Blackthorn requires that the viewer have at last a passing acquaintance with Butch Cassidy and the Sundance Kid.  In the 1969 film, Robert Redford and Paul Newman play the titular Butch and Sundance, fun-loving outlaws whose adventures seemingly come to an end when they choose to leap into a river chasm rather than face certain capture and probable death at the hands of Bolivian federales

Blackthorn supposes they survived the jump, and it catches up with Cassidy much later in life.  He owns a small ranch high in the Andes and he keeps more-or-less to himself.  Change comes in the form of a letter telling him a lost love is dead, and their adult son lives on in San Francisco.  Butch resolves to cash out the ranch, travel to California and meet his son.  He resolves to reenter the world, albeit under his assumed name: James Blackthorn.

And we're off, but we're off on a different kind of adventure.  While Butch Cassidy and the Sundance Kid is a young man's adventure of fun and hope, Blackthorn is an old man's journey: one of hard choices, regrets, and character.  Blackthorn is elegaic, very much a western of the Old West, and beautiful.

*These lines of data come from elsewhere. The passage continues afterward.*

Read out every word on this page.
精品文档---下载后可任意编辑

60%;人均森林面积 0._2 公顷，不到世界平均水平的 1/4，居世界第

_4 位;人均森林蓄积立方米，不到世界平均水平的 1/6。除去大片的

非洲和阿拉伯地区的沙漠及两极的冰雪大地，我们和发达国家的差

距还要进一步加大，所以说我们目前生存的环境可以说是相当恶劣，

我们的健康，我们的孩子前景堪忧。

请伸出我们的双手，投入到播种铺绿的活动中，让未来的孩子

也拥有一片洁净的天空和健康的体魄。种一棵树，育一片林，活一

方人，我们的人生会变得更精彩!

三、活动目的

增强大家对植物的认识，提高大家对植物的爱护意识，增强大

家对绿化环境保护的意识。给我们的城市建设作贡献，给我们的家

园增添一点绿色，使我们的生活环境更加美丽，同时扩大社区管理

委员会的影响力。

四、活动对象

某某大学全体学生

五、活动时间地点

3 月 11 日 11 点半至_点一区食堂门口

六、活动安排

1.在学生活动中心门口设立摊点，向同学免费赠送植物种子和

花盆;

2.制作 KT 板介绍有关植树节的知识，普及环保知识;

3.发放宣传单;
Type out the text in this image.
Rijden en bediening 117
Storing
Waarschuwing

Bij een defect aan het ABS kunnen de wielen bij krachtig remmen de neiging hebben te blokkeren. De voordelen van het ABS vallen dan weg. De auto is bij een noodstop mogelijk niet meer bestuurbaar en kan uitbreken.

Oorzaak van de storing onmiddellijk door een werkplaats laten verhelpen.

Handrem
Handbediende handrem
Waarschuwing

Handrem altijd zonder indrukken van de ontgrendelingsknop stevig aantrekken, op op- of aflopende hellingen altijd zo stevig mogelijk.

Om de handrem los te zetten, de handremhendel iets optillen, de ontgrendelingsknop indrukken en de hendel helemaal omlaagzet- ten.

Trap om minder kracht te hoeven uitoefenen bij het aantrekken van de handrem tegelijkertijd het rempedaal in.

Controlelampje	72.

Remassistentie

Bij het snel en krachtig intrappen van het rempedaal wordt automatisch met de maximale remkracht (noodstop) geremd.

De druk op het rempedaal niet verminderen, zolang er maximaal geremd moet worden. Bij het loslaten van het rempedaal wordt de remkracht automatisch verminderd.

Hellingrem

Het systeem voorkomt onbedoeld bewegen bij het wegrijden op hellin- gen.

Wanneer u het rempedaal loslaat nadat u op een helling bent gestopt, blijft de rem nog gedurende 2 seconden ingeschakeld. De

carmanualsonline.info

Sam Shepard plays the title character as a tough and principled survivor, and Nikolaj Coster-Waldau (Jaimie Lannister in HBO's "Game of Thrones") plays him in flashback.  Combined, the two performances give us a man with one foot in the present and one very firmly in the past, perhaps in a way that only a man who has run from himself can be.  Best of all, they do this in lovely continuity with the story and characters as we know them from the previous film.

The picture itself is beautiful, showcasing Bolivia's varied and rugged scenery and playing to a meditative score by Lucio Godoy, and the effect is mixed, both a classic Western adventure and a contemplation of a life nearing its twilight.  It's an effective combination, and I found myself caught up in the moment and considering the film for hours after I hit the eject button.  Blackthorn is a fine film.

1 comment:

Anonymous said...

Butch and Sundance didn't die jumping off the cliff.